I have two Kitchen Aide stand mixers, one large one small, and I have never had a problem and I do whatever the recipe calls for. I never realized there is a manufacturer's recommendation of such limited use - yikes. Lately, I have been using a $10 pawn shop Cuisinart bread machine for the first mix/knead - I think it does a better job than either of my Kitchen Aide mixers (I never use it to bake, though).
Have at it. Rant away. I am on my 3rd home mixer in well less than 10 years, which is somewhat embarassing, and I can tell it's nearly time to start looking again. Once a long long time ago, I had a Hobart that was a workhorse, and another time had a first gen Breville that was too small but held up better than expected (though a subsequent model did not.) But I keep going back to a Kitchenaid, because I would love to have just one sturdy all-around mixer that is as good for meringue as it is for breads. I am starting to think I should have had two mixers all along.

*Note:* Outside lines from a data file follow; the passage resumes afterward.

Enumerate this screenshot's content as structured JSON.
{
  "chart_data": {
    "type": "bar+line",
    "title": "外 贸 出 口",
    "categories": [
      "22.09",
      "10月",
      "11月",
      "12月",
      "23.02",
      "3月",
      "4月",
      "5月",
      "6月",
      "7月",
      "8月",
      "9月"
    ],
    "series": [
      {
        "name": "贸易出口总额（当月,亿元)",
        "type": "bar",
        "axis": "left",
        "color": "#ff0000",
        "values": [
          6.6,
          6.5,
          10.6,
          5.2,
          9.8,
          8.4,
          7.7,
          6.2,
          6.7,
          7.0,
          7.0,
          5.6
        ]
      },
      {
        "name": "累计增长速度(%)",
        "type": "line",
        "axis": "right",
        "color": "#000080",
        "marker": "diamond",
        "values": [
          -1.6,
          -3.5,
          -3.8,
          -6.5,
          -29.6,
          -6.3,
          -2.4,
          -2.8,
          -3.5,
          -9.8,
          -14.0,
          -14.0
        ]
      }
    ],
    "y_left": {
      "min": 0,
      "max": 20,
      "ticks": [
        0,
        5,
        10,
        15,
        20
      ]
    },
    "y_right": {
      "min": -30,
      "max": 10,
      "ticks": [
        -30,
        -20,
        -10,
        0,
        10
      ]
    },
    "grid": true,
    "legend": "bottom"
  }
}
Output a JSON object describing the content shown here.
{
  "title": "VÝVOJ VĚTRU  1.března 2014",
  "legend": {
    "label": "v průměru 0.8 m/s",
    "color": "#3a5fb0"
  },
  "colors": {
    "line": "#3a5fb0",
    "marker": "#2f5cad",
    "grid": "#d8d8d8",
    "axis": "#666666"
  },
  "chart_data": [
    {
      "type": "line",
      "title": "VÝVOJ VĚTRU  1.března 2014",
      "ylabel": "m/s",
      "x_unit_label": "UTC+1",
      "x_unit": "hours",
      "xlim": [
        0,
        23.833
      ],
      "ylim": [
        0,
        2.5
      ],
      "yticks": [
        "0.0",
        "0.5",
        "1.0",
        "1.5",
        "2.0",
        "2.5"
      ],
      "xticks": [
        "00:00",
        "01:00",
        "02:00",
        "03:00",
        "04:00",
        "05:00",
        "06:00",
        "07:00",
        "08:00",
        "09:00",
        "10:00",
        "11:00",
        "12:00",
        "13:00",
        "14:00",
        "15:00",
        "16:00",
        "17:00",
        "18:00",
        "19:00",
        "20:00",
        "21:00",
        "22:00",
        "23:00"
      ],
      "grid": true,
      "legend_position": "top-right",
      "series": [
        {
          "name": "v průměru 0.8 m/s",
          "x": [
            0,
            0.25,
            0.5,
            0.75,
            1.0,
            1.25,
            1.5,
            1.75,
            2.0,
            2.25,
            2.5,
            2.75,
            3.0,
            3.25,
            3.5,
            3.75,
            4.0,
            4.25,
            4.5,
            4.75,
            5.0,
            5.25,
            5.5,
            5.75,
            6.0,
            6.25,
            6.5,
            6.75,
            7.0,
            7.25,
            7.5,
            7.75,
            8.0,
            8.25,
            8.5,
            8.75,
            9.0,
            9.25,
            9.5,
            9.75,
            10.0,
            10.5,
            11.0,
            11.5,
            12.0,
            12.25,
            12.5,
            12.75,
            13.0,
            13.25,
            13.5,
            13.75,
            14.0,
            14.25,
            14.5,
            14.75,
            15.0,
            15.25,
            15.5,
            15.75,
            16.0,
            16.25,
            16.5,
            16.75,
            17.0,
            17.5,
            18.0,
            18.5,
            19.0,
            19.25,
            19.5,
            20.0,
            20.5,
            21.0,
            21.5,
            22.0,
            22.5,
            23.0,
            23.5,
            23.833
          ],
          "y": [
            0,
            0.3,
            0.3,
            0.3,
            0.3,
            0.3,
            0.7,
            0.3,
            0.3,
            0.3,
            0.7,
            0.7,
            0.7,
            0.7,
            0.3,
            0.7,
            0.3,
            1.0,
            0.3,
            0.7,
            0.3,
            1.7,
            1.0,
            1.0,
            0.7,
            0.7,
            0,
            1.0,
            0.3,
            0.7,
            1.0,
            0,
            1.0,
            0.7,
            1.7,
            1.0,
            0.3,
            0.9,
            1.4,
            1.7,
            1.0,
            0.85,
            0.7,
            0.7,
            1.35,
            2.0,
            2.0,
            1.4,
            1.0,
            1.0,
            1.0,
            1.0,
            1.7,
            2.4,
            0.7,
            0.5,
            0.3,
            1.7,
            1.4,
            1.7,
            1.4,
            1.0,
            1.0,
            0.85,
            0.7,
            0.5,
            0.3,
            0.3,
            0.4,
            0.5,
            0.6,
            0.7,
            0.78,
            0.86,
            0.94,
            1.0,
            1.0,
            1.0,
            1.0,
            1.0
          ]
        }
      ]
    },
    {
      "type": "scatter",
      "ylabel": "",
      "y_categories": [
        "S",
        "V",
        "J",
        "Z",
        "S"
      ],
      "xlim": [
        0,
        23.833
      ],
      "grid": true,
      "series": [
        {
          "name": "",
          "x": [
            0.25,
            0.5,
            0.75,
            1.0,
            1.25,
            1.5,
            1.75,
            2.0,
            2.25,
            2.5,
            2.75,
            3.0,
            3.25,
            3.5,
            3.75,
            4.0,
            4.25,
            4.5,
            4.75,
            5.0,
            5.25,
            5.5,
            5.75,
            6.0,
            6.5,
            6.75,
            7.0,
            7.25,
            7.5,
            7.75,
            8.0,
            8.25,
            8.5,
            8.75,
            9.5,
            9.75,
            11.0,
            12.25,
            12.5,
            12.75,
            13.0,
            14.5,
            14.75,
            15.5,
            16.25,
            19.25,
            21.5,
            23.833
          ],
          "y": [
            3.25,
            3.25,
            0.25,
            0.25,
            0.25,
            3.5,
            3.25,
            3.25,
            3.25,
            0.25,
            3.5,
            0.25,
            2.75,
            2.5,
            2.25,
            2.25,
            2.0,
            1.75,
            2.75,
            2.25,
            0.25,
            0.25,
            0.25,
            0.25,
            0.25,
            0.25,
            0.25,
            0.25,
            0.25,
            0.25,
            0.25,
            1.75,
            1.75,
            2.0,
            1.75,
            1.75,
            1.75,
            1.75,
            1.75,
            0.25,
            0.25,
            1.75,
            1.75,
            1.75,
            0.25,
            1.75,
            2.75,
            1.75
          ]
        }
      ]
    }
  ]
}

I’m tempted to get a Braun. I have a 20 year old 6 qt Pro KA and it struggles with well hydrated dough.
Looking forward to the rant. I left my KitchenAid for an Ank ... but it too has its problems. Still in search of the perfect mixer.
I'd be curious to know when or what model Kitchen Aid started saying that. Everyone I know with a 30 or 40 year old Kitchen Aid is happy with them but everyone with a newer one struggles. With bread at least. I had a frustrating time with a 6 qt Pro trying to make 2-3 loaves at a time. I bought an Ankarsrum and never looked back. Despite the conventional wisdom that there's a steep learning curve with an Ank, mine only lasted one afternoon.
Thanks for this information. I have a Kitchen Aide that has to be over 30 years old. I agree with why can't things be made that will last. I don't want to continue buying appliances that should last and disappoint.
Honestly, I never do dough in the mixer anymore, since I went low-knead (I call it the Dan Lepard approach because I learned it from him). I now have a 1970s avocado Kitchenaid that I inherited from my grandma and it's only for cake and cookies.